Ada beberapa faktor sebenarnya yang sangat memberikan distorsi akan emosi seorang remaja, diantara hal yang tidak terlepas dari kendali emosi seorang remaja itu adalah lingkungan tempat tinggal, keluarga, sekolah dan teman sejawat dengan seribu satu macam aktifitas. Dimana masa remaja yang sangat identik dengan lingkungan sosial tersebut akan ada kesinambungannya dengan lingkungan dimana seorang remaja tersebut berinteraksi, di lingkungan yang baikkah atau sebaliknya, hal tersebut tentu menuntut remaja untuk mengefektifkan antara kepekaan dirinya dengan lingkungan.
Apabila terjadi ketidakseimbangan antara yang dijalani remaja dalam konteks pembicaran mengenai aktifitas yang dijalankan di tempat interaksi, lebih banyak waktu terhabiskan di sekolah dan tidak memadai untuk pemenuhan gejolak energi, maka hal itu akan berbuntut pada pada meluapnya energi yang tidak dapat tersalurkan tersebut menjadi aktifitas yang bernilai positif semisal tawuran.
Nah, dapat di tarik sebuah kesimpulan awal bahwa betapa besarnya gejolak emosi seseorang yang ditandai dengen kepekaan dirinya terhadap dirinya ketika berinteraksi dengan tempat lingkungan atau tempat berinteraksi.
Remaja perlu tanggap dengan kecerdasan emosinya
Apabila ada sebagian remaja yang mengatakan bahwa masa remaja adalah masa yang indah barangkali hal tersebut sah-sah saja dan dapat diterima dengan alasan dimana masa remaja ini seorang remaja paling banyak sekali intensitas distorsi lingkungan ataupun influence teman-teman sejawat, maka tidak perlu dicengangkan lagi apabila ada seorang remaja yang tidak mampu mengendalikan emosinya yang meluap sebagai akibat dari ketidakpahamannya akan dirinya, maka dapat dikatakan bahwa remaja itu belum bisa memanage kecerdasan emosinya secara baik dan efektif.

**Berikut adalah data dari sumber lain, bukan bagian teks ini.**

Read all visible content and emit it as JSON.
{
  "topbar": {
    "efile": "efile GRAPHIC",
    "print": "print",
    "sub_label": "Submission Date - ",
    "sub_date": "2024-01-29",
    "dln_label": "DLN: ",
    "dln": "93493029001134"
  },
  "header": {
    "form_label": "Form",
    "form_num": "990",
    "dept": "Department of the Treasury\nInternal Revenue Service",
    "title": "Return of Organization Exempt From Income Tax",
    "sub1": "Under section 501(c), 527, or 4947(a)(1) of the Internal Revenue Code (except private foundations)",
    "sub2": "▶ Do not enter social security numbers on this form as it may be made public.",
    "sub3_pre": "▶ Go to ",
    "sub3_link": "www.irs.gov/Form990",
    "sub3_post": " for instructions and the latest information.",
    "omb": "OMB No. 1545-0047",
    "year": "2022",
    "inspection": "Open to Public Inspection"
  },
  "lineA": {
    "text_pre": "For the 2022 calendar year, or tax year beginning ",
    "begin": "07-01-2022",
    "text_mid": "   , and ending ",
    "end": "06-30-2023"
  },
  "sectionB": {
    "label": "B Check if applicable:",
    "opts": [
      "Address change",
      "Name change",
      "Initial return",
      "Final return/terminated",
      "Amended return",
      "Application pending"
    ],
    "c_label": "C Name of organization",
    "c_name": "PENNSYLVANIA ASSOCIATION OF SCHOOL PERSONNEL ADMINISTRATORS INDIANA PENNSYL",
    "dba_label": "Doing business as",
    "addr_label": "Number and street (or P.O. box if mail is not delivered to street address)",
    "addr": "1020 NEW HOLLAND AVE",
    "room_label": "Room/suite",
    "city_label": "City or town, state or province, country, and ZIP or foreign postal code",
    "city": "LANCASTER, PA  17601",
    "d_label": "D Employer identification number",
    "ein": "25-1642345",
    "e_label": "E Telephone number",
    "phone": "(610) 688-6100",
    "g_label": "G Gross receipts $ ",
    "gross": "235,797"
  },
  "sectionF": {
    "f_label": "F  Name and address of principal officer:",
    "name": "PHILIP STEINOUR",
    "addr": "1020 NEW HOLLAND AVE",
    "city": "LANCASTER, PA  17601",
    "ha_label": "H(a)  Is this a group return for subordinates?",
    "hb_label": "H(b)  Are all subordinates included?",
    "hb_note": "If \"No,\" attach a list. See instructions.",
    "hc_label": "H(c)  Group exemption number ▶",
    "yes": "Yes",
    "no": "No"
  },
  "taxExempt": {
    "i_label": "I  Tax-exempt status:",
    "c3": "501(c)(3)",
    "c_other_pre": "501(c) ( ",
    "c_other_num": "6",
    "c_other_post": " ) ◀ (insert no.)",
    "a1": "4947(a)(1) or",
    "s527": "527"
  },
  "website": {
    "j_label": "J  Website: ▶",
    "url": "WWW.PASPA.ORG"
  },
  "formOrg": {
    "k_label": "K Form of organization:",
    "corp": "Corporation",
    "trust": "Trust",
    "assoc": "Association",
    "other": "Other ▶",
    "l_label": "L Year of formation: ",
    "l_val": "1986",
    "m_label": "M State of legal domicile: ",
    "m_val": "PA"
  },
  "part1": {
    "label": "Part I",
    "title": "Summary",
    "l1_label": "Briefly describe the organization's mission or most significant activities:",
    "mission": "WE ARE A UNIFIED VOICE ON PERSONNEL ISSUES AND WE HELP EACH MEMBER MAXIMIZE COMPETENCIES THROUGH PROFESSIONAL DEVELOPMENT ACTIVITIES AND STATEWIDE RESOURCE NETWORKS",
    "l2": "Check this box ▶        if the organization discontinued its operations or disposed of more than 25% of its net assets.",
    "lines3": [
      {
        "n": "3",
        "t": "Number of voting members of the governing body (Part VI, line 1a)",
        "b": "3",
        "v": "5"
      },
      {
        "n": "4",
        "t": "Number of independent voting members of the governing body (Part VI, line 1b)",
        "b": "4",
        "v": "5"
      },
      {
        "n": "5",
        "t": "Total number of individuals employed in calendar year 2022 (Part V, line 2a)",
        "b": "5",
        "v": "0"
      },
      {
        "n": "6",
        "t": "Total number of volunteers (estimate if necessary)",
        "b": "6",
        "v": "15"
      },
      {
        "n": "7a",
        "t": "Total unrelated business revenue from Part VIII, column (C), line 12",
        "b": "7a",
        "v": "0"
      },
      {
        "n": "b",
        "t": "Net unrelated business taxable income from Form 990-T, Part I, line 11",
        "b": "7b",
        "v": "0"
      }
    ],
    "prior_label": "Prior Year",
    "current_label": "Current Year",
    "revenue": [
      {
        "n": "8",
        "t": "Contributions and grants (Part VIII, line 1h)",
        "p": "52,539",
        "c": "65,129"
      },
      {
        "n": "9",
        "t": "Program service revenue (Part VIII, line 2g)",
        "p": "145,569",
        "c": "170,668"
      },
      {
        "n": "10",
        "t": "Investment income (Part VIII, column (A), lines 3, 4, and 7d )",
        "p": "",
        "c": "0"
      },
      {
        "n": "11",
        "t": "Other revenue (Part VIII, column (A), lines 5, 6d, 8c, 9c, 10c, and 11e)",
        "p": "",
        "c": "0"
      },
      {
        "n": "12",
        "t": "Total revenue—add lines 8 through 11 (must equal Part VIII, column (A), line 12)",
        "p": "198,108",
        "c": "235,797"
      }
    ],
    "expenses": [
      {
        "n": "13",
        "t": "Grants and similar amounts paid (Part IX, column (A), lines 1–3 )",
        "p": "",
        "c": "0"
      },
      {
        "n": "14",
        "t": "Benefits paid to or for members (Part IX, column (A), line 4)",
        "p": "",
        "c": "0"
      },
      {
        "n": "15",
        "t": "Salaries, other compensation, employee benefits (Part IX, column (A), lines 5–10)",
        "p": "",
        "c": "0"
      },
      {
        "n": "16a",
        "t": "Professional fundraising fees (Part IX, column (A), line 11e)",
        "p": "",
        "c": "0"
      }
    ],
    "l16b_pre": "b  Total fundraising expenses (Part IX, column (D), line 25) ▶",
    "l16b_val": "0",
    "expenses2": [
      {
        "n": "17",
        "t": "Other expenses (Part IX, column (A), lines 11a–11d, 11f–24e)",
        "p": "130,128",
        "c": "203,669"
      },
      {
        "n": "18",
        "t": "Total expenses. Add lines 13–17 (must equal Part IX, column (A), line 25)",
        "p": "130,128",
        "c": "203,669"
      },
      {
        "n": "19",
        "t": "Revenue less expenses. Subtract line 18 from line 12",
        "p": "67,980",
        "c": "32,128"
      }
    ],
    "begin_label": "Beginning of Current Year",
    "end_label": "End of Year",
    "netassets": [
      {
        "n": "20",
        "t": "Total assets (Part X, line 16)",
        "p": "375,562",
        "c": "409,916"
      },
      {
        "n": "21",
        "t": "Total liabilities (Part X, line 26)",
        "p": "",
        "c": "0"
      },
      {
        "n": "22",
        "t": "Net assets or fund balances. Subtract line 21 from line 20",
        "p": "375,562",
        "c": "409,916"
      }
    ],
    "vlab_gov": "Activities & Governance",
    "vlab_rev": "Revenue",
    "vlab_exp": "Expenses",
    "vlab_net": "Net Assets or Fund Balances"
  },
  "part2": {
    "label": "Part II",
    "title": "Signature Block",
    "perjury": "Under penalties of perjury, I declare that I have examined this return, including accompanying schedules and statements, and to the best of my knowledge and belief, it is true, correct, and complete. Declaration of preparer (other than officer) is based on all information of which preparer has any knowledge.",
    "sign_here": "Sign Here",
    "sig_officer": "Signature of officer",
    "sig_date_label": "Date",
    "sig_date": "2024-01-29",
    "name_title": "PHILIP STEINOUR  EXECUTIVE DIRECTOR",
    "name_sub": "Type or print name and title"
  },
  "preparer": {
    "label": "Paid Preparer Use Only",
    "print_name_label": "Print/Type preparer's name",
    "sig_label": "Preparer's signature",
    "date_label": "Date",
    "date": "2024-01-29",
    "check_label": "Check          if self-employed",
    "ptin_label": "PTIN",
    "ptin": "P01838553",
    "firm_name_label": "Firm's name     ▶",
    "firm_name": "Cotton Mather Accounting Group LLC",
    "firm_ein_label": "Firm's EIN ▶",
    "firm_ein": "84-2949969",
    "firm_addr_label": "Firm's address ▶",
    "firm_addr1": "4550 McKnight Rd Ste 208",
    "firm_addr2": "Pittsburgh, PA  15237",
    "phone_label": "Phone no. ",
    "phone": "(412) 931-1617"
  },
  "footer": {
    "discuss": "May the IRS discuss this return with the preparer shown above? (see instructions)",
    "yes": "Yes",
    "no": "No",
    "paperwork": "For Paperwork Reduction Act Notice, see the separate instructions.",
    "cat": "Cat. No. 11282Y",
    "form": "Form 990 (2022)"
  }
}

Berdasarkan hal itu jualah diperlukan kecerdasan emosi dalam diri remaja agar ia lebih paham dan hal yang sama tidak terulang, yakni meluapnya emosi. Kecerdasan emosi itu sendiri terlihat dari bagaimana seorang remaja bisa memberi kesan yang positif akan tentang dirinya, diharapkan ia dapat menggali energi yang positif, seperti memahami diri, mampu menggali potensi dan energi positif yang ada dalam dirinya, serta bagaimana ia menyetarakan diri dengan lingkungan tempat ia berada. (referensi berbagai sumber). Padang, 7 Februari 2009

Penulis bergiat di Yayasan Citra Budaya, Sanggar Sastra Pelangi.